La communication réinventée pour resserrer les liens

Finalité développement durable : cohésion sociale et solidarité entre les territoires et les générations

Nouvelles dynamiques, changements de priorité ; à la faveur de la crise, la communication interne d’Annemasse Agglo a elle aussi été amenée à repenser ses usages. S’il a fallu se montrer très réactifs en matière de communication externe durant la crise _ Soutien à l’économie et aux commerçants, pédagogie quant aux contraintes sanitaires ou aux travaux entrepris pour assurer la meilleure des eaux potables- c’est en matière de communication interne qu’est apparu le plus gros enjeu. Avec tous les agents d’Annemasse Agglo en télétravail -une première- la nécessité de garder le contact s’est faite… impérieuse en 2020.  D’autant que, face à la surabondance d’informations de toutes sortes, il s’est agi, pour Annemasse Agglo, de s’assurer de la cohérence des messages et de parvenir à adapter et mettre à jour les contenus, au fur et à mesure de l’évolution de la situation.

Or, tous les outils traditionnels de communication interne étaient devenus inefficaces ; bulletin interne non distribué, évènements annulés, échanges complexifiés de par la distance… Si l’Intranet, dédié aux échanges, est venu à la rescousse, il a néanmoins fallu se remettre en question pour remonter un dispositif de communication adapté.

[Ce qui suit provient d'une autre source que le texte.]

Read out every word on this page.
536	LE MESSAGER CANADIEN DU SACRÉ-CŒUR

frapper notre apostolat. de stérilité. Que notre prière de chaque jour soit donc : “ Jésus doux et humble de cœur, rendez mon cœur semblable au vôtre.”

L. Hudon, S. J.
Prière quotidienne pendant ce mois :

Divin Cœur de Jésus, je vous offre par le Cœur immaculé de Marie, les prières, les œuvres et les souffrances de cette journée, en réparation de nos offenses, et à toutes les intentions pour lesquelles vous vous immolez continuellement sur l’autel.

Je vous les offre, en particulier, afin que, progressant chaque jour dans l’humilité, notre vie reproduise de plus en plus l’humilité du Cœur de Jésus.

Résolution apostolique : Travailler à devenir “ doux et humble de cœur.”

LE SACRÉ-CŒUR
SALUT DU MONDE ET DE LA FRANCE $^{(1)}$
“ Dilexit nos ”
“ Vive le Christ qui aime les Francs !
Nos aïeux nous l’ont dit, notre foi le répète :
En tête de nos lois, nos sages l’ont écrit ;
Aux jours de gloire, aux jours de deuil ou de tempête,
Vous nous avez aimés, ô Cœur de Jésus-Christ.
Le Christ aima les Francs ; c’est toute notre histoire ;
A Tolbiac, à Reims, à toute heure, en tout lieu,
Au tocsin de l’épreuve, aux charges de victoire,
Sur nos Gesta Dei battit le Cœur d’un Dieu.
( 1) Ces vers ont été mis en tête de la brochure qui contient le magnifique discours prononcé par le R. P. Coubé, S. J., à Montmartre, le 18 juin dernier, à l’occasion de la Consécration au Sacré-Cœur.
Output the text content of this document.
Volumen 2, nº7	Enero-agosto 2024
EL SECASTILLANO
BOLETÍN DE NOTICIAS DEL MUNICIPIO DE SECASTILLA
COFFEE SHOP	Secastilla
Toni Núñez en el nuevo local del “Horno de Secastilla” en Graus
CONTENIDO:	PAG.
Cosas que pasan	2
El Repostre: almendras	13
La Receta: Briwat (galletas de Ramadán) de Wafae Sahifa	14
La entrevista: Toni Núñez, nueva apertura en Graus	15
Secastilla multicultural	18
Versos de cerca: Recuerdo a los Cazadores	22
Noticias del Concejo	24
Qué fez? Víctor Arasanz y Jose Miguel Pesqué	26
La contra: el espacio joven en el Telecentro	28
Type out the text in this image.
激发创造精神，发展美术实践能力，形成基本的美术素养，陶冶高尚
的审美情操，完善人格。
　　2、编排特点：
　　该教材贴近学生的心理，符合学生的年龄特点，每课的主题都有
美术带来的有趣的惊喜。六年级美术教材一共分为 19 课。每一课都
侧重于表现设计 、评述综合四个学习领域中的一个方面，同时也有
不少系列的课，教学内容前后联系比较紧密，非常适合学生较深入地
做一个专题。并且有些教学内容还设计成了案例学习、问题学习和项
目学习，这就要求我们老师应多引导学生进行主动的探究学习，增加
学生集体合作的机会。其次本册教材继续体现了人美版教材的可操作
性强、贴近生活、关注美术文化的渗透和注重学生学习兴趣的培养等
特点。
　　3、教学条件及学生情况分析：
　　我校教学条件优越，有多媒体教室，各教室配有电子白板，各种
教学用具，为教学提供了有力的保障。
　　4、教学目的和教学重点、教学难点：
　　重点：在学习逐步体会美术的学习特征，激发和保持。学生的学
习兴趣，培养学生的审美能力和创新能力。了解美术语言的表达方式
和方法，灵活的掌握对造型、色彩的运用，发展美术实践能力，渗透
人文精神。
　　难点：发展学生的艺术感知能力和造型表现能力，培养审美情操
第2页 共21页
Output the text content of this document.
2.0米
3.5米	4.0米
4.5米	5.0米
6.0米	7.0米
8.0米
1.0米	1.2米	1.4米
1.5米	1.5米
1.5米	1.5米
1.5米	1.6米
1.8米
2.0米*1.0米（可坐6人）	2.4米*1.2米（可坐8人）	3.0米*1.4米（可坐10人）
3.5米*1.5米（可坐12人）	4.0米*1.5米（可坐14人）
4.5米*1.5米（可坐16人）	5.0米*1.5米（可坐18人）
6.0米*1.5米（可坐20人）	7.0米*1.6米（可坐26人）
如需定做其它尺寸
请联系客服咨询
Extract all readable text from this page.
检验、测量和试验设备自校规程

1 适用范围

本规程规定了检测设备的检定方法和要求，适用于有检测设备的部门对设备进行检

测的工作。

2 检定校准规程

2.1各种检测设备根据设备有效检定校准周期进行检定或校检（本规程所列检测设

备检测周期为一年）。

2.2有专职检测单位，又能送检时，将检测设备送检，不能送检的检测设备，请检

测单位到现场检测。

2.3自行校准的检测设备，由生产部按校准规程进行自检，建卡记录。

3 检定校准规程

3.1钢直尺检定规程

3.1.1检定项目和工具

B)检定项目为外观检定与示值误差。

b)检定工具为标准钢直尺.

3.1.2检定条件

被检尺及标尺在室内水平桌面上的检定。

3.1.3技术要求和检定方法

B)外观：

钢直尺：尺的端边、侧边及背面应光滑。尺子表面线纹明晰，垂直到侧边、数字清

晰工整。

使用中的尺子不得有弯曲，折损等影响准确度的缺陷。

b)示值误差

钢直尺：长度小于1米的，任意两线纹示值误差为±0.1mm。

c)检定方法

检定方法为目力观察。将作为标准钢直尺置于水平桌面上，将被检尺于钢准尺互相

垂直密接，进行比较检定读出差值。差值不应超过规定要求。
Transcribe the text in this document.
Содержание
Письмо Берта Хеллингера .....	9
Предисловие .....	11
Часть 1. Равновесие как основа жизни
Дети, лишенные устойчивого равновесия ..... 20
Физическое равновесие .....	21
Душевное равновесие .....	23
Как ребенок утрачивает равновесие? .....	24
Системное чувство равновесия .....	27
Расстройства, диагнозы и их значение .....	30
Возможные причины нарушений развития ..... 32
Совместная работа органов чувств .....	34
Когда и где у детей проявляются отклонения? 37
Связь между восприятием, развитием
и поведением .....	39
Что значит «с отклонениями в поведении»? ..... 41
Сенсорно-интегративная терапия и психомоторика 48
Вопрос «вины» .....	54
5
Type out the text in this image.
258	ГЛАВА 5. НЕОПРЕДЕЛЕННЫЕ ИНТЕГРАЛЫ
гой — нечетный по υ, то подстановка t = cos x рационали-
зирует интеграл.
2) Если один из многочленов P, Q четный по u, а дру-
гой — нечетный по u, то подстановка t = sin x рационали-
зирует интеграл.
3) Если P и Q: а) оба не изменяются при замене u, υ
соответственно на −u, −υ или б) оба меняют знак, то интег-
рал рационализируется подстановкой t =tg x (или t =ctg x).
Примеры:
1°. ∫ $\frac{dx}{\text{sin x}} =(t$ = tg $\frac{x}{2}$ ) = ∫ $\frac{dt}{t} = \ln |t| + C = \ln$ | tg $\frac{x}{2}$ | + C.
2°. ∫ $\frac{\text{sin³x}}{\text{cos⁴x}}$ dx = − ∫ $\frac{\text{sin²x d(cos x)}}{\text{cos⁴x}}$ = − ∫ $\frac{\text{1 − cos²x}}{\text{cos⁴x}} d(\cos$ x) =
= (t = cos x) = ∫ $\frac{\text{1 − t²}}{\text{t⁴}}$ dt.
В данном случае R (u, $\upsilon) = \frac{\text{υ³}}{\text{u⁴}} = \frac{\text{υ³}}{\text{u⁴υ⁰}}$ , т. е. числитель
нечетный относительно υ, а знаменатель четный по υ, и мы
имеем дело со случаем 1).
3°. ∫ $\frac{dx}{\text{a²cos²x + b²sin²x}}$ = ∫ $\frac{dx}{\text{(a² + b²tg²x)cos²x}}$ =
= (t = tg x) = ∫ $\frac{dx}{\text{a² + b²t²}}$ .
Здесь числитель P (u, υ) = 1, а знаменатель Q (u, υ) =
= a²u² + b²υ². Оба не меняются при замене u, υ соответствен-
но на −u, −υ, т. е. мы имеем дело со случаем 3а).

Revenir à son cœur de métier au nouveau Conservatoire

Finalité développement durable : épanouissement de tous les êtres humains

En matière de gestion responsable des ressources humaines, le nouveau Conservatoire a donné le « la » en cette année 2020. Le fait de proposer aux professeurs des quotités de travail plus importantes permettra de stabiliser et fidéliser les équipes. Le turn-over des professeurs a un impact important sur la dimension pédagogique au-delà même de l’énergie dépensée à rechercher des nouveaux professeurs chaque année.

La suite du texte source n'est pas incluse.